The Tokyo market has soared in the past couple of months as the yen dropped on the back of a new conservative government in Japan pledging to fix the economy with big spending and aggressive monetary easing.

However, the Japanese unit was stronger against the dollar and euro in afternoon forex trade Friday.

The dollar bought 93.49 yen from 93.61 yen in late New York trade Thursday, while the euro slipped to 125.36 yen, from 125.40 yen.

The Japanese unit had been as low as 94.06 and 127.71 earlier this week, thanks to expectations of further Bank of Japan monetary easing as well as rising confidence in the global outlook.

On Wall Street the Dow provided a soft lead for Tokyo investors, ending 0.30 percent lower at 13,944.05 after edging close to a record high last week.

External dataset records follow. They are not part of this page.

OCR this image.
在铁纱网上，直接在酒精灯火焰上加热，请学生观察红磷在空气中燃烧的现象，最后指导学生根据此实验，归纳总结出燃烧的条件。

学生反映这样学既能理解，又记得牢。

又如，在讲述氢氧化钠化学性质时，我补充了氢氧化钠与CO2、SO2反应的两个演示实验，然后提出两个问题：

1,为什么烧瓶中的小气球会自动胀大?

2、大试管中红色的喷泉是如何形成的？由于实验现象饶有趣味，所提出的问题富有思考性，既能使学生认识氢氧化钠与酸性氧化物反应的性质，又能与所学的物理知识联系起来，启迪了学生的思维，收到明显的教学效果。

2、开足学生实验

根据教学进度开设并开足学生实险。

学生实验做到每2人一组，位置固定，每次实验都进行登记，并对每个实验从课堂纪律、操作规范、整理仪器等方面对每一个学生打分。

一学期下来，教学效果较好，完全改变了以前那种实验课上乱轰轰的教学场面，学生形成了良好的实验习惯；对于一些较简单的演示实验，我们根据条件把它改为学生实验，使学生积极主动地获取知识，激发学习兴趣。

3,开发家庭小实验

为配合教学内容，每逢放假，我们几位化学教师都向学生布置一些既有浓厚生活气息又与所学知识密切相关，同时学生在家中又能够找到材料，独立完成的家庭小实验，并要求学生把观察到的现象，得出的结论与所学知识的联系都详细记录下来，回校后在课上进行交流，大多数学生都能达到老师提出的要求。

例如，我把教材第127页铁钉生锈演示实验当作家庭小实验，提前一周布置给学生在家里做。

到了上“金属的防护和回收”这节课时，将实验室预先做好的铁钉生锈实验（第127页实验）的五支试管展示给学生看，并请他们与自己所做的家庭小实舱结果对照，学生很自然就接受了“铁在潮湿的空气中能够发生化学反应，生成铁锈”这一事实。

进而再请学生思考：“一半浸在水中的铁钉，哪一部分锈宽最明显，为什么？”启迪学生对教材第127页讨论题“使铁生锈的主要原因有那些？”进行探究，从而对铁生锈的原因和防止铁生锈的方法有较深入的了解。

Official data Friday showed the surplus in Japan's current account, the broadest measure of trade with the rest of the world, nearly halved on-year to 4.7 trillion yen in 2012, the smallest since 1985, as exports to Europe and China slumped.

In Tokyo trade, Sony tumbled 10.13 percent to 1,365 yen, on weak financial results, although its net loss from April to December was 75 percent lower on-year and it said it remains on track to achieve a full-year profit.

Small-car maker Suzuki was off 5.39 percent to 2,280 yen, with earnings missing expectations.

Fujitsu climbed 5.08 percent to 434 yen, as it announced restructuring plans, including thousands of layoffs, following a loss of nearly $1.0 billion in the nine months to December.